Descritos como unidades que “reúnem o que há de pior nos asilos psiquiátricos com o que há de pios no sistema prisional”, os hospitais de custódia foram apontados pelo coordenador geral de Desinstitucionalização e Direitos Humanos do Departamento de Saúde Mental do Ministério da Saúde, João Mendes Lima Júnior, como instituições que “precisam ser extintas”. “Esse é um tema central para nós no Ministério da Saúde, onde estamos buscando construir uma resposta contemporânea ao tratamento psiquiátrico, pois não podemos admitir que, com os avanços civilizatórios que já temos, continuemos tratando os pacientes psiquiátricos em conflito com a lei da mesma forma que eles eram tratados há mais de dois séculos”, pontuou, salientando que os modelos asilares precisam ser superados. “É preciso recompor uma sensibilidade social e promover uma mudança cultural.
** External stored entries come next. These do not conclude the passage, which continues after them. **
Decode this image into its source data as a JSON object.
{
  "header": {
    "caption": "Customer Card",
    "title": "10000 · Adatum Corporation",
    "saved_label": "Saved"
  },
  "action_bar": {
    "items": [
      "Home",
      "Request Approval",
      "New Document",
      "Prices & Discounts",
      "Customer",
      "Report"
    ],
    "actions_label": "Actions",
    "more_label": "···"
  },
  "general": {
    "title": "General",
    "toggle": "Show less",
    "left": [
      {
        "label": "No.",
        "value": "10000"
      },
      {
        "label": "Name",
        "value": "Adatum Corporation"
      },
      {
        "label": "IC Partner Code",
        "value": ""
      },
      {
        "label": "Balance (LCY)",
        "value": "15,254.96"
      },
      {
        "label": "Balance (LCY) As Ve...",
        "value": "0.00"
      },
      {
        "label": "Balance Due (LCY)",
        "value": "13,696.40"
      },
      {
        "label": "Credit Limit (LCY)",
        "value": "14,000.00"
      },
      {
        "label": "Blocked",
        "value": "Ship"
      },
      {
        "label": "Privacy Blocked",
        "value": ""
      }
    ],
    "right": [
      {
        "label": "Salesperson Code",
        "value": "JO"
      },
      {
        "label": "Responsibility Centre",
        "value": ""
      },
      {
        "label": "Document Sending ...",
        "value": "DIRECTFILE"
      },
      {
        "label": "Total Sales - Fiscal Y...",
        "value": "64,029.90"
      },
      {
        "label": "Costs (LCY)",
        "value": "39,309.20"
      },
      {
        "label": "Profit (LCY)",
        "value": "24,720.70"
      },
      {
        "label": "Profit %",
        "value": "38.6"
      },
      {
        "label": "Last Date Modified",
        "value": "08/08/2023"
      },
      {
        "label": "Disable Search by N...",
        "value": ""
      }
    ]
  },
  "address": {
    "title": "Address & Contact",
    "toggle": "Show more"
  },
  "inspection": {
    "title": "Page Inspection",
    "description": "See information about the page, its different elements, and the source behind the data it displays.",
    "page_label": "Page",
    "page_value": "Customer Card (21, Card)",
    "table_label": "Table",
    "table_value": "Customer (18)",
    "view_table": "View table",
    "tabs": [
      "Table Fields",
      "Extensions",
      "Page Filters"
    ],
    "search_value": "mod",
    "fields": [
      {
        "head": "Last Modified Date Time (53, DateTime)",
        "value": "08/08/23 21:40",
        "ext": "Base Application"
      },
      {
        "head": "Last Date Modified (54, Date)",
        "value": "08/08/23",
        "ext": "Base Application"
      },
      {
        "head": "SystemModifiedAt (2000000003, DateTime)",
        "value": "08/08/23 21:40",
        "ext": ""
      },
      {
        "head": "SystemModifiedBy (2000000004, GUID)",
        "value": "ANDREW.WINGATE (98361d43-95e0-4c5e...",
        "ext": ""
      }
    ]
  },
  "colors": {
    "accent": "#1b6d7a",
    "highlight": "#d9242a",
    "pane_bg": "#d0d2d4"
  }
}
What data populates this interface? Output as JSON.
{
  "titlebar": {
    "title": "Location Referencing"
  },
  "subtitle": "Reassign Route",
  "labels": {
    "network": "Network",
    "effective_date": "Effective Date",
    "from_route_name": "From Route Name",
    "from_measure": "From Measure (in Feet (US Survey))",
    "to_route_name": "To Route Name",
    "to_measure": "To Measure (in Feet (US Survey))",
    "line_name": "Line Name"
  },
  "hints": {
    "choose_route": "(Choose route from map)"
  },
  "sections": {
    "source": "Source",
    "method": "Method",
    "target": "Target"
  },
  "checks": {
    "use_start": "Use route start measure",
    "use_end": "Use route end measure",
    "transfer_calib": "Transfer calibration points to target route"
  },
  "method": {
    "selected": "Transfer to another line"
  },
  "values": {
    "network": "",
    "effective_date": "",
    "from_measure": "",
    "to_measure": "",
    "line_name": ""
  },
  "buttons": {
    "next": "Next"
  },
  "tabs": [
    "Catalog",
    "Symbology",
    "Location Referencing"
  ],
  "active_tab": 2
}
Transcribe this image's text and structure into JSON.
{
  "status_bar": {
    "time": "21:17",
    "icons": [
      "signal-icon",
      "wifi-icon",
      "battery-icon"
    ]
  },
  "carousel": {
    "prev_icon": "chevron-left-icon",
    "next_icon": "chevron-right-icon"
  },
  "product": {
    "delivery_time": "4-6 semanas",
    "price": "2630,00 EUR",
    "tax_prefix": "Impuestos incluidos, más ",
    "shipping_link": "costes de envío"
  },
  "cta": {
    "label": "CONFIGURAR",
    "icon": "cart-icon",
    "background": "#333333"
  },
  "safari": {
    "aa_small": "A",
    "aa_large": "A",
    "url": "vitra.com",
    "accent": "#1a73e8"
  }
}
Precisamos mudar a chave na maneira de tratar pessoas com problemas psiquiátricos e a resolução do CNJ pode ser o impulso que faltava para a indução de novas políticas públicas”, chamou a atenção João Mendes.
Lançamento
O evento foi marcado ainda pelo lançamento da campanha do ‘Projeto Saúde Mental: Integração e Dignidade’, do Cesau. Apresentado pela coordenadora do Centro, promotora de Justiça Patrícia Medrado, o projeto tem como principal objetivo o fortalecimento da Rede de Atenção Psicossocial (RAPS) no estado da Bahia, por meio da instrumentalização e capacitação dos membros e servidores na temática da saúde mental, bem como com ações de fomento à implantação e implementação da Rede nos 417 municípios baianos. Nas suas diferentes fases, o projeto irá capacitar promotores e servidores, fornecendo instrumental para fortalecimento da atuação finalística; estabelecer um cronograma de Inspeções na RAPS para realização de diagnóstico; e elaborar Orientações Técnicas, Notas Técnicas, Recomendações e demais materiais de apoio visando a reestruturação da Raps nos municípios, de acordo com informações específicas. Em concomitância com todas as fases, será realizada campanha publicitária com vistas à orientação e conscientização do público sobre a temática da saúde mental. A campanha, composta por peças audiovisuais de divulgação nas redes sociais e nos demais meios de comunicação do MP foi apresentada pela promotora de Justiça. O promotor de Justiça Ricardo Menezes, um dos gerentes do projeto, também participou do evento.